BIRMINGHAM, Ala. (WIAT) — Three people now face charges in the Dadeville mass shooting and law enforcement says more charges could be coming.

The Alabama Law Enforcement Agency says 20-year-old Wilson Hill Jr., 17-year-old Tyreese McCullough and 16-year-old Travis McCullough all face four counts of reckless murder in a shooting at Sweet 16 party on Broadmax Street Saturday night.

Alexis Dowdell, the teen celebrating her birthday, lost her brother Phil in the shooting and says she doesn’t know the suspects.

Though some people were left frustrated and confused by the lack of answers from police during the Dadeville shooting investigation, some attorneys say ALEA’s methodical, tight-lipped approach was the right way to go.

“They’re being very, very careful to make sure they don’t give anything that will help this 16- and 17-year-old get off on these charges,” Attorney Eric Guster said. “They want to make sure [the suspects] get a fair trial and make sure the victims get a fair trial as well.”

Guster believes it’s likely the three men charged weren’t shooting at anyone at the party and were just shooting randomly.
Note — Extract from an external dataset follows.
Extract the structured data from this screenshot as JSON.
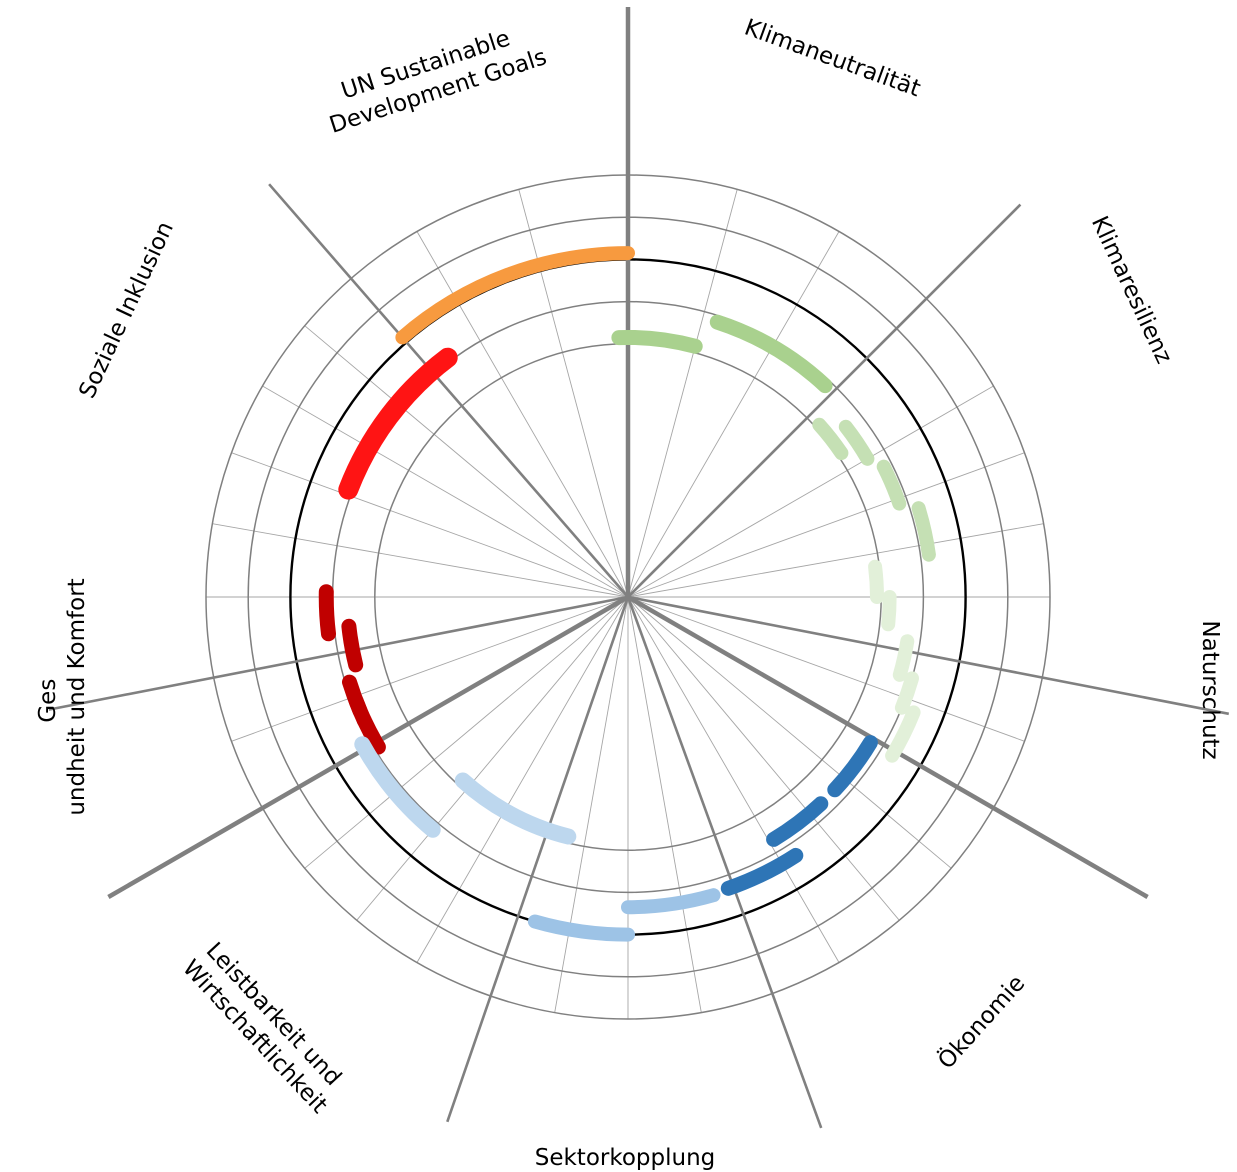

He says we will probably see more charges on the three men as the investigation continues.

“You have multiple people who are injured, those would be assaults, attempted murders, those types of charges will be charged against them. So those charges will be piled on with them as well,” Guster said. “What they’re doing right now is waiting to make sure that no other victims pass away. They want to see what the injuries were.”

The Alabama Moms Demand Action chapter says there isn’t a chance to catch your breath anymore between mass shootings. Ellen Melson is one voice among many in the organization who wants the violence to stop.

“It’s disturbing isn’t it to hear that we’re losing 94 children a year in the state of Alabama alone due to gun violence,” Ellen Melson said. “That’s exactly the type of thing that we’re working to prevent and that’s why we exist. Because we want to see a reduction in these gun violence deaths.”

Moms Demand Action says it’s working to have the legislature pass ‘commonsense’ gun laws, unlike the “permitless carry” which it says had all 67 sheriffs in the state against it.

“If they haven’t seen us yet at their door, they will. If they haven’t heard from us yet on the phone, they will. If they haven’t gotten mail from us, they will,” says Melson. “We’re coming. We’re coming and we’re mad.”

The gun violence prevention organization Everytown says Alabama has the fourth highest rate of gun violence in the country with 84% of homicides involving a gun.